600人の独立中隊で、生き残ったのはわずか150人にすぎなかった。

モールメンにたどりついたところで終戦。約2年の捕虜生活を送った末に帰国した。東京五輪後のインタビューで「われわれを武装解除した英国人兵の程度が悪く、何かするとすぐ戦犯だと。勝てば官軍だ、何事も、やるからには勝たなければならない。それを思い知った」「振り返って、楽だったときの思い出は何もないが、苦しかったときのことほど、楽しく思い出す。苦しむことの大切さも、ああした体験で逆に学んだ。逆境でこそ、人間は生きがいを得るのだと」と答えた。

【証言】小学校の同級生、山本氏 「48年(昭23)の実業団バレー大会で再会した大松(当時日紡尼崎監督)の顔を見て、その精かんさ、厳しさに目を見張りました。もう幼少のころの甘さはどこにもなく、別人のようでした」。

日紡(現ニチボー)には既に41年(昭16)に入社していた。復員後の53年(昭28)11月、日紡貝塚にバレーボール部が誕生した。大松は社長命令で監督に就任した。

日紡足利から来た河西を、当時の9人制の前衛センターとして、まず徹底的に強化した。174センチと長身だったが動きが鈍く「大柄のセンターは成功しない」といわれた。大松は、雑音に耳を貸さなかった。狭い日本の「ギョーカイNO・1」をもくろむ者には、「世界最強」を目指す大松の発想は理解できなかった。

【証言】河西昌枝さん(現姓中村=62) 「大松先生といえば、厳しさばかり指摘されるけれど、13年の選手生活を振り返ると“バレーの面白さ、楽しさ、を教えてもらった"印象の方がはるかに強い。先生との“絶対の信頼"こそが財産でした」。【特別取材班】(つづく)

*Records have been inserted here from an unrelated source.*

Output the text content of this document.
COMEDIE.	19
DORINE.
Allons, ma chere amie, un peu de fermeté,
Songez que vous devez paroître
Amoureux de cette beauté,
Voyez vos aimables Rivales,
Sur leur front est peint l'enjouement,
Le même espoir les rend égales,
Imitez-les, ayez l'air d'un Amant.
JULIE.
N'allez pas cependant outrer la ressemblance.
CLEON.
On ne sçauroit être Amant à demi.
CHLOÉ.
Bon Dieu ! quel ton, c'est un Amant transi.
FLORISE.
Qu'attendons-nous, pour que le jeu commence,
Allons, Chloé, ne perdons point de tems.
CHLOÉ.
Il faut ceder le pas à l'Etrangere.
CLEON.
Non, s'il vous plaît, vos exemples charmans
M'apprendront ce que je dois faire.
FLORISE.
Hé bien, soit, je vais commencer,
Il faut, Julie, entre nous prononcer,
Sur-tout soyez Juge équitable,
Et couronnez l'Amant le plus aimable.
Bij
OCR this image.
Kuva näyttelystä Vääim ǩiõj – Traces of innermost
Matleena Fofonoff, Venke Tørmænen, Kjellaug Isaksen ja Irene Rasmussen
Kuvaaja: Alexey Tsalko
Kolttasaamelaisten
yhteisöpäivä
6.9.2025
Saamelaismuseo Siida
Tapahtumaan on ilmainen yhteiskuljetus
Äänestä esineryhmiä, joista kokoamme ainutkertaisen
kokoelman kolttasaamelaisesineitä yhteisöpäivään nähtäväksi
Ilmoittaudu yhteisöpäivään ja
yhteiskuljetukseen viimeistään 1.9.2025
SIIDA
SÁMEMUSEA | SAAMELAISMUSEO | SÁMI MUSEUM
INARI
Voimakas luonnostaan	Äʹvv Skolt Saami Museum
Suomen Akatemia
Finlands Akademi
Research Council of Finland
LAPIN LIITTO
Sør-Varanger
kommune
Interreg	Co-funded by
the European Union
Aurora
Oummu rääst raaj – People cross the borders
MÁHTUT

◆インパール作戦 1944年(昭19)3月、日本陸軍はインド東北部・アッサム州の首都インパールを攻撃目標に3個師団とインド国民軍がビルマから進攻。食糧、弾薬に乏しい日本軍は、ジンギスカンの故事にならって羊の大群を伴って移動、インパールに拠点を置く英国軍の物資や弾薬を奪う作戦だった。しかし、これを知った英国軍は空からの補給で防衛陣を強化し、逆に日本軍の後方に空挺部隊を降下させて挟み撃ち。補給路を断たれた日本軍は、10万人のうち、6万5000人が餓死と病気に倒れ、「史上最悪の作戦」といわれた。